MENTAL, EMOTIONAL BENEFITS
The study found a strong connection between volunteering and improved mental and emotional health. Volunteers were found to have better personal scores on nine well-established measures of emotional well-being, including the following:
- Capacity for rich, interpersonal relationships
- Satisfaction with life
- Self esteem
Stress takes a physical, mental and emotional toll on many Americans, but the study concluded volunteering can help manage stress. The research found volunteers are more likely to report feeling calm and peaceful while also reporting high energy levels than those who do not.
Furthermore, a full 96 percent of those who volunteered in the past 12 months say the activity helped enrich their sense of purpose in life and also taught them valuable things about themselves, their communities, and the world at large.
Socially, most participants also reported making new friendships through volunteer work.
EMPLOYER, EMPLOYEE BENEFITS
The study also found that employers play a critical role in engaging and encouraging volunteerism, which has clear benefits for communities as well as companies and their employees.

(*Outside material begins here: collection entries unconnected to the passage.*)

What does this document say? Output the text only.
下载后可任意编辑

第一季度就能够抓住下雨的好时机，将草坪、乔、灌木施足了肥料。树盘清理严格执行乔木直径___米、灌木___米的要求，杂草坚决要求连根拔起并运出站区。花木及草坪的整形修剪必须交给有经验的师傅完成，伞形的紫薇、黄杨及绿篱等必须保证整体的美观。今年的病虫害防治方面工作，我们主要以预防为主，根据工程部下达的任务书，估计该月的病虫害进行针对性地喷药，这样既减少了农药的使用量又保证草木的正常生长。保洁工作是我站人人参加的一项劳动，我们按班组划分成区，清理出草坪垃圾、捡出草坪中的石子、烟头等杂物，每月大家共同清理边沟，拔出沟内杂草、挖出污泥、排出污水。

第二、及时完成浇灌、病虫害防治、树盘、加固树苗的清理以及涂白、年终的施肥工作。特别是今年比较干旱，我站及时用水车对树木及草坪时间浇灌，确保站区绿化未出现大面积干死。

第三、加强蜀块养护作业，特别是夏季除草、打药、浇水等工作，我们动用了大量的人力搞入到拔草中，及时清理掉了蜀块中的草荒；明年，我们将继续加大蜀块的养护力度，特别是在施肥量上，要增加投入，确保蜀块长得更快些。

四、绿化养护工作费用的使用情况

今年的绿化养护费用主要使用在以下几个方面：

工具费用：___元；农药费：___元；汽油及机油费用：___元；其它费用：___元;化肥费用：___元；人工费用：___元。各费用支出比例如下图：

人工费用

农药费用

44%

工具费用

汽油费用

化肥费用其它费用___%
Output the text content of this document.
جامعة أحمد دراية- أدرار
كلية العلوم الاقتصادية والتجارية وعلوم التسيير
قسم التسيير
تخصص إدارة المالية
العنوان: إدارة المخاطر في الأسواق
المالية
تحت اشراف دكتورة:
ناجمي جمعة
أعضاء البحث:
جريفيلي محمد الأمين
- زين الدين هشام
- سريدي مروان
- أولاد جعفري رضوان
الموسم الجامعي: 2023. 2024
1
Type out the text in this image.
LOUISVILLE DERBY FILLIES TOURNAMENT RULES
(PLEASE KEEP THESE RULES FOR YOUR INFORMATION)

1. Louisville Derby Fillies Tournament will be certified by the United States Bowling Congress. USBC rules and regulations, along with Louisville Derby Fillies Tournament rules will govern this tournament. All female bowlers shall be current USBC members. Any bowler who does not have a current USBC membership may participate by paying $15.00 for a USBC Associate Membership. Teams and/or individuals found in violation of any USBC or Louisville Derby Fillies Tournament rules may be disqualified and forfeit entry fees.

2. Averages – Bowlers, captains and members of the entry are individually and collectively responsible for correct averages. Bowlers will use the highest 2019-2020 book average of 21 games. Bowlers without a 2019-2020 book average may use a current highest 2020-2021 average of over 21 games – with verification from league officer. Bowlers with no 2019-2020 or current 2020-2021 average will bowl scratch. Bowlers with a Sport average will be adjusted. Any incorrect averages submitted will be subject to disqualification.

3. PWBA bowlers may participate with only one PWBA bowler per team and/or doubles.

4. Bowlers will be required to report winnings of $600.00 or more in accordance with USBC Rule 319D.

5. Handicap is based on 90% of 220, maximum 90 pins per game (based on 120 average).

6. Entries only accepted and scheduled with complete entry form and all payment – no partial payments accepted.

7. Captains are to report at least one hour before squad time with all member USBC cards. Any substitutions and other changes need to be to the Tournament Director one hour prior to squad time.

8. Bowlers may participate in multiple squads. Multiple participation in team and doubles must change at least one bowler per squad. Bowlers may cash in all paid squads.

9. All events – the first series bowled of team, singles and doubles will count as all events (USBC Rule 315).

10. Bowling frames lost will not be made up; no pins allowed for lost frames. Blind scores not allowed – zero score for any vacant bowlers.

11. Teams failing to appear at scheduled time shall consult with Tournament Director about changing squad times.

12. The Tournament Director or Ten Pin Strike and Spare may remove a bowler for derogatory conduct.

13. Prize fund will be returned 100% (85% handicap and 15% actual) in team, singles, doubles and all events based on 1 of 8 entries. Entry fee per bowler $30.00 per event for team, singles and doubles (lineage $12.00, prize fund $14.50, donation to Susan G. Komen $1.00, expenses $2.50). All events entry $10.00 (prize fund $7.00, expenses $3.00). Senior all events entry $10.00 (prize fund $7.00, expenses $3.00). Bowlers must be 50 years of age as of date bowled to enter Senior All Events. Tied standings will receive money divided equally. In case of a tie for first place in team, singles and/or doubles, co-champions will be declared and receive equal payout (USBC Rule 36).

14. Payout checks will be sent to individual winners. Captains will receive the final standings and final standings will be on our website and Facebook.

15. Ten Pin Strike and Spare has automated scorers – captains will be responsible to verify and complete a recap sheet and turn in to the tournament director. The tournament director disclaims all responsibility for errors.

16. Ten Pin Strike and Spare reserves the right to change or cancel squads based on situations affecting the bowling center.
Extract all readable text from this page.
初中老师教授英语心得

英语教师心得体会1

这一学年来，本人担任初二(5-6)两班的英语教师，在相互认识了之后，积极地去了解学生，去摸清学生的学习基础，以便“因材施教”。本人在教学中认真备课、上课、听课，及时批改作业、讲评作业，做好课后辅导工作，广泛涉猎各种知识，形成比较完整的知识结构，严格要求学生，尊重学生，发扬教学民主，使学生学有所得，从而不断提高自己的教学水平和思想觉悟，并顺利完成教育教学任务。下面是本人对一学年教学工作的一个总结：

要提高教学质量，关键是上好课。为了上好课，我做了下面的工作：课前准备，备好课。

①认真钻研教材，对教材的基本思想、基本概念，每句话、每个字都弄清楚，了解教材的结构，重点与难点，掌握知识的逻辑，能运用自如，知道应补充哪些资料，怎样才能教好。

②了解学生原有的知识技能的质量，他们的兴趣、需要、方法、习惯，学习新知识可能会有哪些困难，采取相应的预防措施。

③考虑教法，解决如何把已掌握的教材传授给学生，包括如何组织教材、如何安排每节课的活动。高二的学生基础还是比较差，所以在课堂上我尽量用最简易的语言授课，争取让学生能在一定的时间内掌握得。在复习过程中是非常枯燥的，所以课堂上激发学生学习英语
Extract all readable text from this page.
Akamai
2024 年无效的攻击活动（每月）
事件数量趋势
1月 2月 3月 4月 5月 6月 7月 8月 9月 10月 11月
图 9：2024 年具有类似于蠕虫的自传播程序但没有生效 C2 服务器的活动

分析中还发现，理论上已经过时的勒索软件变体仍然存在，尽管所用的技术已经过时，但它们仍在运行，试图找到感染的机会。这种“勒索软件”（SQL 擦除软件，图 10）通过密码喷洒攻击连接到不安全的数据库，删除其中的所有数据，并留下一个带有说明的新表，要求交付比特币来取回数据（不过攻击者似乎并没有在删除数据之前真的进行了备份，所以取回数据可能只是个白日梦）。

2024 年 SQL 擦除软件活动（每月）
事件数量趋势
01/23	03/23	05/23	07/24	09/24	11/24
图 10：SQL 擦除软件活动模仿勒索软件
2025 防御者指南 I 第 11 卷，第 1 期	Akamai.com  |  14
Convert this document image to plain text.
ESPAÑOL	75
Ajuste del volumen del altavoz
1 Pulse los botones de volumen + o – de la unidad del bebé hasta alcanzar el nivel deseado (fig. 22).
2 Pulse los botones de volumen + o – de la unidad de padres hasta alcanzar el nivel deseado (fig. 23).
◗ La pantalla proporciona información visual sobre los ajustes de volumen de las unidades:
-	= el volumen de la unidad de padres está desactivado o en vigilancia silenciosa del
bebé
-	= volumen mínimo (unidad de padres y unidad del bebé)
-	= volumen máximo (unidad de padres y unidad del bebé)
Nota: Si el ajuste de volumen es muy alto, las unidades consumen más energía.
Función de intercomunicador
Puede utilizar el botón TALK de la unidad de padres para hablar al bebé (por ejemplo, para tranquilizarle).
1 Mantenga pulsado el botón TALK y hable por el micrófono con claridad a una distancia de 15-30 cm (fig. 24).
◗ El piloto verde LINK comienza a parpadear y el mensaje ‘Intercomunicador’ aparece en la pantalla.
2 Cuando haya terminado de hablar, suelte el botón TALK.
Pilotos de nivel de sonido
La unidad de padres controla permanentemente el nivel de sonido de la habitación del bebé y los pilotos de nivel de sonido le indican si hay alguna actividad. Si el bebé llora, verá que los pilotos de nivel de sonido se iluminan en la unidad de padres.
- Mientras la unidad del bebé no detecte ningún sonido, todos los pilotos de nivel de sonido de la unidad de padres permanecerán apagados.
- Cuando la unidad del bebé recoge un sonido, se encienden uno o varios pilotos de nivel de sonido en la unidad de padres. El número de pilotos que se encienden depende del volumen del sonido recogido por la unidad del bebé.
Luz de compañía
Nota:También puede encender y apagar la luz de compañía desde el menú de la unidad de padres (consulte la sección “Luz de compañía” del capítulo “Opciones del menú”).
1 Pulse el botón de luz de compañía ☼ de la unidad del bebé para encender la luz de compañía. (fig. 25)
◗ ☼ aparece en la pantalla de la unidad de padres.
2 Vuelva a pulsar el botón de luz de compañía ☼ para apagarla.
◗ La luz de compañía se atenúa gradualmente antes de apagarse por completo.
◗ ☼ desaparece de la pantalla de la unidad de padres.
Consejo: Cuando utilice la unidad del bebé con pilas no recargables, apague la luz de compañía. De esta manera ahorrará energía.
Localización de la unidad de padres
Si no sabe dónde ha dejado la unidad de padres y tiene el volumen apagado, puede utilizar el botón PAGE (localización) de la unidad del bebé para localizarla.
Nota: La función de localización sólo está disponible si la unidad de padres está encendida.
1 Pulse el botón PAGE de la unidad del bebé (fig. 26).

Nearly all participants, 95 percent, said volunteer work helped them believe they are making their community a better place. Employers that encourage and facilitate volunteerism among staff also saw increased appreciation from employees and the communities they operate in.
In terms of work performance, 87 percent who volunteered said they developed teamwork and social skills in the process, and 81 percent of employed volunteers said their relationships with colleagues were strengthened.
The study involved a range of adults -- young and old, in good health and in poor health -- from across the country. Researchers say older individuals and those suffering from multiple chronic conditions also felt better after participating.
A total of 3,351 adults were surveyed by Harris Interactive, an international leader in population research, both online and by telephone between Feb. 9 and March 18, 2013.